The North-South Highway Link in Jamaica is a costly environmental disaster waiting to happen, as the highway link is built on a sea of underground rivers with extensive connections through the island.
In 2012 the government was warned about the risk but went ahead with the project in the cheapest and most aggressive assault on the delicate eco-system using Chinese “Open-Cut and Fill” road construction instead of tunneling through portions of the mountain to save vegetation and bridging sensitive sinkholes.

““The north-south link of Highway 2000 is going to traverse the island, crossing the floodplains of at least five major rivers, requiring significant removal of forests and large-scale engineering works on steep slopes,” JET Chief Executive Officer Diana McCaulay wrote to then Minister of Transport, Works, and Housing Dr Omar Davies in December 2012. “It presents a range of serious environmental and public safety hazards, described in some detail in the EIA, yet inexplicably all these risks are rated as ‘minor’ and ‘small’,” McCaulay added.
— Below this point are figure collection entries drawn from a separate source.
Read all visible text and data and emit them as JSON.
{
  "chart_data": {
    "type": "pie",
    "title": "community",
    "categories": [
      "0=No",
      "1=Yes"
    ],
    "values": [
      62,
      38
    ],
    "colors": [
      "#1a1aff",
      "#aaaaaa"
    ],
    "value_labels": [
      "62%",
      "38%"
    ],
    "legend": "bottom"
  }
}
She told Davies that she took no comfort in a statement that the risks would be mitigated or managed by the Natural Resources Conservation Authority (NRCA) and the National Environment and Planning Agency (NEPA) because “environmental permits in Jamaica are too often poorly drafted and rarely enforced”. Despite the concerns, work on the US$730-million highway was completed in March this year. But JET, in a document compiled last month, pointed out that NEPA was lax in its monitoring of the project. http://m.jamaicaobserver.com/mobile/news/Highway-backlashGov---t-ignored-environmental-concerns-from-2012-------_69859
I wondered why the Jamaican government allowed the construction of a highway to literally sit on top of rivers not realizing the environmental implication and risk associated the project. It could well be that all those floodings in St. Mary is related to the blockage of portions of these underground rivers. The Highway cost US$730 million or US$18 million for 67 km of roadway making this the most expensive Greenfield highway project in the world.  
The land of wood and water is systemically plagued with drought and lack of an effective water distribution system in most communities. “In the abundance of water the fool is thirsty....”-Bob Marley

Despite the fact that the island literally floats on a sea of interconnected subterranean rivers, chronic water problem is persistent in most areas of Jamaica. The problems have more to do with the inability and political will to harness the potential of this unlimited resource through an effective Water Resources Management Plan. http://dsidi.blogspot.ca/2016/07/why-water-is-becoming-new-oil.html
Jamaica Risk Major Flooding And Destruction To Local Businesses From The Environmental Impacts Of More Tourism Development. Jamaica may have exceeded its development capacity to support further major tourism and hotel development on the North Coast. Shoreline dredging and deep pile foundations cause soil densification and inhibit natural drainage of subterranean rivers along the North Coast out into the sea. This also adds to the depletion of sea corals and fishing grounds. Adding to the problem of environmental degradation is the growth of unplanned communities along the North Coast as result of migration of unemployed Jamaicans from other areas to work in low wage construction and hotel jobs.
A moratorium on further hotel development in the North Coast should be considered as a sustainable strategy. The Government should work with the existing capacity to create more linkages to local products and farm produce. Demand fair wages for hotel workers and levy market-based property tax assessment to renew and upgrade existing infrastructure such as sewage capacity and build a regional hospital in St. Ann's Bay or Ocho Rios.